'Freaks' will determine approach to kickoffs

COLUMBUS, Ohio -- If there had only been one adjustment, maybe there would be no decision to make.

Scooting the ball five yards closer obviously makes booming a kickoff into the end zone a bit easier. For a team like Ohio State that already had a leg that could handle the old distance, blasting it clear out of the back with consistency has perhaps become a realistic option.

But the new NCAA rules also balanced that yardage out providing some in exchange for the return team, with touchbacks now bringing the ball back out to the 25-yard line when an offense takes over. And that additional change might not always provide the intended goal of more touchbacks and less violence on kickoffs.

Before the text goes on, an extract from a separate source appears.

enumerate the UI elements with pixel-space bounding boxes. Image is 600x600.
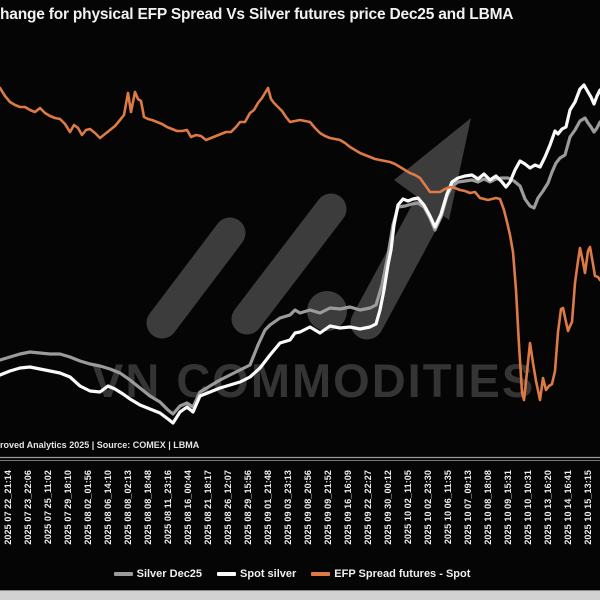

Rather than give up that yardage and just let Drew Basil swing away, Buckeyes coach Urban Meyer appears to have other ideas for his kickoff man and coverage unit, depending on who is standing at the other end of the field.

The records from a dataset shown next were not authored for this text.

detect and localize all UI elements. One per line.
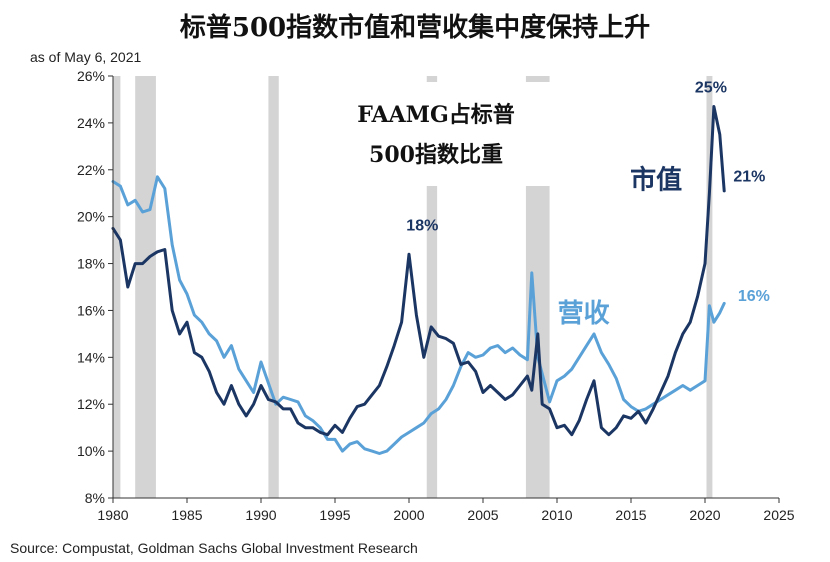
y-tick-label-26: 26% xyxy=(77,68,105,84)
chart-subtitle: as of May 6, 2021 xyxy=(30,49,142,65)
series-lines xyxy=(111,105,726,455)
x-tick-label-2020: 2020 xyxy=(689,507,720,523)
x-tick-label-2015: 2015 xyxy=(615,507,646,523)
x-tick-label-1995: 1995 xyxy=(319,507,350,523)
axes: 8% 10% 12% 14% 16% 18% 20% 22% 24% 26% 1980 1985 199… xyxy=(77,68,795,523)
x-tick-label-2000: 2000 xyxy=(393,507,424,523)
y-tick-label-12: 12% xyxy=(77,396,105,412)
x-tick-label-1985: 1985 xyxy=(171,507,202,523)
y-tick-label-10: 10% xyxy=(77,443,105,459)
annotation-5: 营收 xyxy=(558,299,610,329)
y-tick-label-14: 14% xyxy=(77,349,105,365)
x-tick-label-2010: 2010 xyxy=(541,507,572,523)
x-tick-label-1990: 1990 xyxy=(245,507,276,523)
series-line-1 xyxy=(111,175,726,455)
x-tick-label-2005: 2005 xyxy=(467,507,498,523)
recession-band-3 xyxy=(426,76,438,498)
inset-title-backdrop-0 xyxy=(394,82,461,186)
inset-title: FAAMG占标普 500指数比重 xyxy=(357,82,565,186)
recession-band-2 xyxy=(268,76,279,498)
y-tick-label-24: 24% xyxy=(77,115,105,131)
recession-band-5 xyxy=(706,76,713,498)
annotation-0: 18% xyxy=(406,218,438,235)
chart-title: 标普500指数市值和营收集中度保持上升 xyxy=(180,12,650,43)
y-tick-label-16: 16% xyxy=(77,302,105,318)
inset-title-line-2: 500指数比重 xyxy=(369,142,503,168)
series-line-0 xyxy=(111,105,726,437)
recession-band-1 xyxy=(135,76,156,498)
annotation-2: 21% xyxy=(733,169,765,186)
annotation-4: 市值 xyxy=(630,165,682,196)
inset-title-backdrop-1 xyxy=(520,82,565,186)
x-tick-label-1980: 1980 xyxy=(97,507,128,523)
source-note: Source: Compustat, Goldman Sachs Global … xyxy=(10,540,418,556)
x-tick-label-2025: 2025 xyxy=(763,507,794,523)
recession-band-0 xyxy=(113,76,121,498)
y-tick-label-8: 8% xyxy=(85,490,105,506)
y-tick-label-22: 22% xyxy=(77,162,105,178)
y-tick-label-18: 18% xyxy=(77,256,105,272)
inset-title-line-1: FAAMG占标普 xyxy=(357,102,515,128)
annotation-3: 16% xyxy=(738,288,770,305)
annotation-1: 25% xyxy=(695,79,727,96)
y-tick-label-20: 20% xyxy=(77,209,105,225)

"Depends on who we’re facing," Meyer said. "If we’re facing a freak where it’s a problem, yeah, kick it out of the end zone. The 25-yard line where they get it back, there’s also that five yards, that’s a big difference.

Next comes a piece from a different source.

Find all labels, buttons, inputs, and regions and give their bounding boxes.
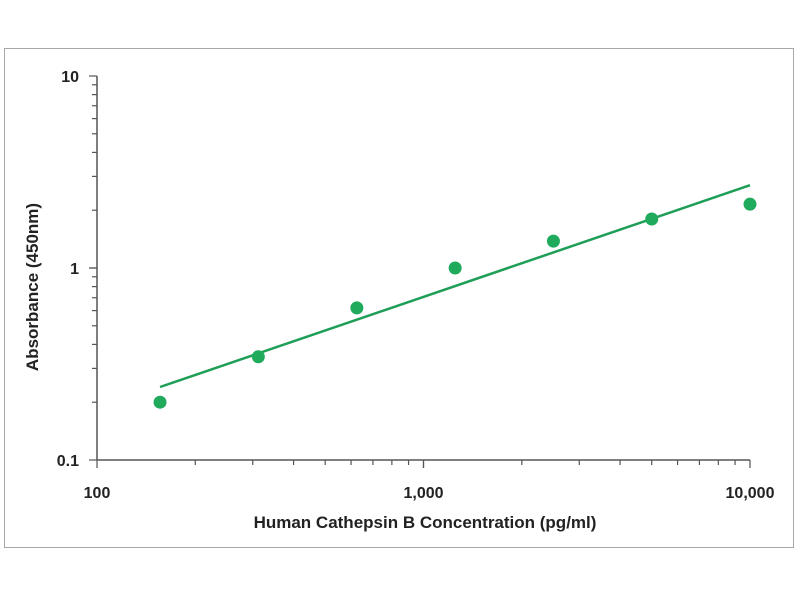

"If it’s someone we can handle I think, we’re going to try to drop it in there. If it’s a guy that we don’t want to touch the ball, we’d like to drive it deep."

Meyer has long placed an emphasis on special teams as critical to a game's outcome, and he has made it well known he believes the rule changes are significant.

In addition to the headstart for the kicker, the NCAA cut the one the rest of the unit used to enjoy in half by limiting the running start to 5 yards down from 10. That's forced Meyer and his staff to get creative with their schemes in training camp, and how quickly the Buckeyes adapt figures to also play into the weekly decision-making process of what to do when the ball gets teed up.

"It’s a huge rule," Meyer said. "I’ve coached kickoff now for 25 years, and without the running start -- I’m all for player safety and I think it will help, but you don’t have near the momentum going. If you have a 10-yard running start, you’re hitting it at full speed like that. And we do a lot of moving around, so it’s completely changed how we approach kickoff."

And how Meyer handles it from week to week is subject to change as well.